🦫 Beaver

https://github.com/tillahoffmann/beaver/actions/workflows/main.yml/badge.svg https://readthedocs.org/projects/beaver/badge/?version=latest https://img.shields.io/pypi/v/beaver-build

Beaver is a minimal build system geared towards scientific programming and reproducibility. It uses the python programming language to express how transforms generate outputs from inputs. If you’re familiar with python, using Beaver couldn’t be easier, as we will demonstrate by example.

# A simple example (saved as `beaver.py`) to generate `output.txt` with content `hello`.
import beaver_build as bb

transform = bb.Shell(outputs="output.txt", inputs=None, cmd="echo hello > output.txt")

Executing Beaver from the command line generates the desired output.

$ beaver output.txt
🦫 INFO: 🟡 artifacts [output.txt] are stale; schedule transform
🦫 INFO: ⚙️ execute shell command `echo hello > output.txt`
🦫 INFO: ✅ generated artifacts [output.txt]
$ cat output.txt
hello

This seems like a convoluted way to write hello to output.txt. So what’s going on? The statement bb.Shell(...) defines a Transform that generates the Artifact output.txt by executing the shell command echo hello > output.txt. Executing beaver output.txt asks Beaver to generate the artifact–which it gladly does.

Why should we care? Transforms can be chained by using the outputs of one as the inputs for another. Beaver ensures that all transforms are executed in the correct order and parallelizes steps where possible.

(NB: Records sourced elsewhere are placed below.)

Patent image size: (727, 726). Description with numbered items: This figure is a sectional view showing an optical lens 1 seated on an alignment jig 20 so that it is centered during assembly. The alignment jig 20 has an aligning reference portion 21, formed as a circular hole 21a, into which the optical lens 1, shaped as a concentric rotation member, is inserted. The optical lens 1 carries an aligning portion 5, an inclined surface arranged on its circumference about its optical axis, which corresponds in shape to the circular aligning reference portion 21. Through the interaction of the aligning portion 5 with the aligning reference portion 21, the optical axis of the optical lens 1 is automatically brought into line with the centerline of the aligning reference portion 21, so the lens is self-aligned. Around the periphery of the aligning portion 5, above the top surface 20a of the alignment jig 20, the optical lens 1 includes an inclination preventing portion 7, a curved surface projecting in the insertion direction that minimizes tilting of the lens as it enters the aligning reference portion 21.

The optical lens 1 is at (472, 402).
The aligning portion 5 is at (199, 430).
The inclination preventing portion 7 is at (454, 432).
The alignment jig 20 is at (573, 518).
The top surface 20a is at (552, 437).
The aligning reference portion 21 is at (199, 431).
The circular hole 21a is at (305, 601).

These are of course the tasks of any build system, but Beaver’s unique selling points are (see Why not use …? for further details):

  • users do not need to learn a domain-specific language but use flexible python syntax to create and chain transforms.

  • new transforms can be implemented easily by inheriting from Transform and implementing the apply method.

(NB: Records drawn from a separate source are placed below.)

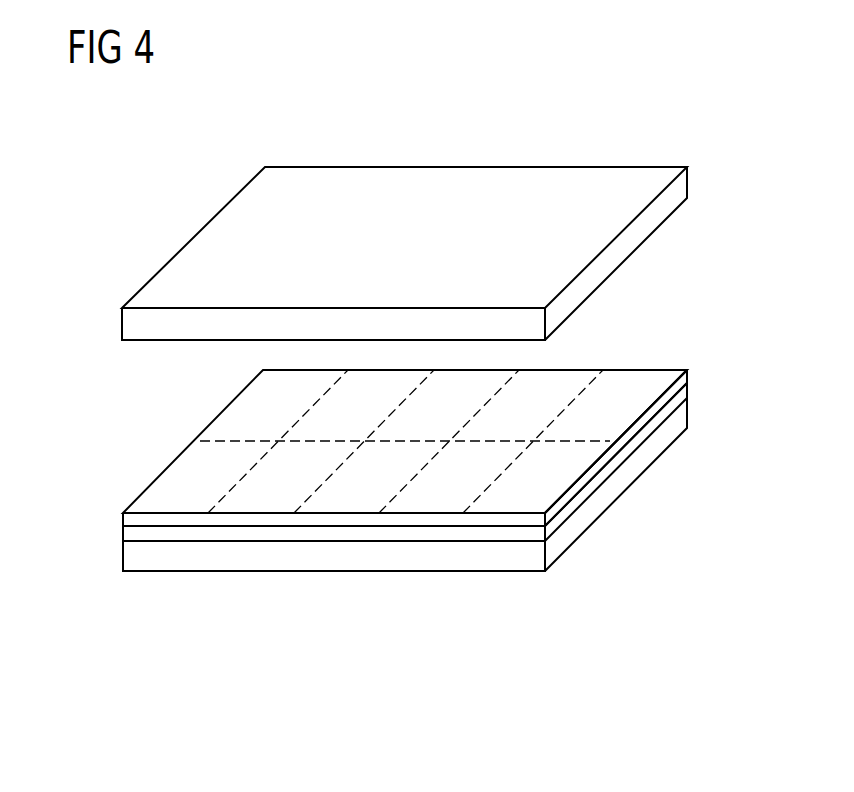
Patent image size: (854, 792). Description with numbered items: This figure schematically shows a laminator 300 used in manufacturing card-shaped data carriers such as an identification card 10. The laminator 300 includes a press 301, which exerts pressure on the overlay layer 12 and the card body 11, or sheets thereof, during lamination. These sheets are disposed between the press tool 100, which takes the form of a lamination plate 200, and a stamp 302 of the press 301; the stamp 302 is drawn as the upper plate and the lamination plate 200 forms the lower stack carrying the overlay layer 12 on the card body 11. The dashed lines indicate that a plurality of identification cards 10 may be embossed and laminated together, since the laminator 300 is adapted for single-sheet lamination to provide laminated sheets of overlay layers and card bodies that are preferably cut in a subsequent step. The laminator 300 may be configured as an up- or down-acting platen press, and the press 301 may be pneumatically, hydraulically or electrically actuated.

The identification card 10 is at (240, 407).
The card body 11 is at (128, 520).
The overlay layer 12 is at (128, 533).
The press tool 100 is at (378, 502).
The lamination plate 200 is at (334, 542).
The laminator 300 is at (378, 535).
The press 301 is at (421, 191).
The stamp 302 is at (642, 230).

  • scheduling of operations is delegated to python’s asyncio package which both minimizes the potential for bugs (compared with a custom implementation) and simplifies parallelization.

  • defining artifacts and transforms as python objects allows for extensive introspection, such as visualization of the induced directed acyclic bipartite graph.

Other features include:

  • incremental builds based on artifact digests–whether artifacts are files or not.

Why not use …?

  • ant uses relatively verbose XML syntax and limited in its flexibility, e.g. transforms cannot be easily generated on the fly.

  • bazel focuses on speed and correctness–which it does extremely well. Bazel achieves these goals by “[taking] some power out of the hands of engineers”. This is a good compromise for production systems, but, for scientific applications, we want to retain a high degree of flexibility.

  • make is a trusted build tool, but Makefiles can quickly become complex and modularizing is difficult.

  • maven is primarily Java focused and relies on conventions to generate artifacts. Well-established conventions are essential for software development, especially in large teams, but are often lacking in the context of investigating a new scientific problem.

  • pydoit uses standard python syntax to collect task metadata akin to test discovery in pytest. However, dodo.py files are sometimes difficult to read because the code does not directly express the tasks to execute.

  • snakemake uses a non-standard python syntax, steepening the learning curve.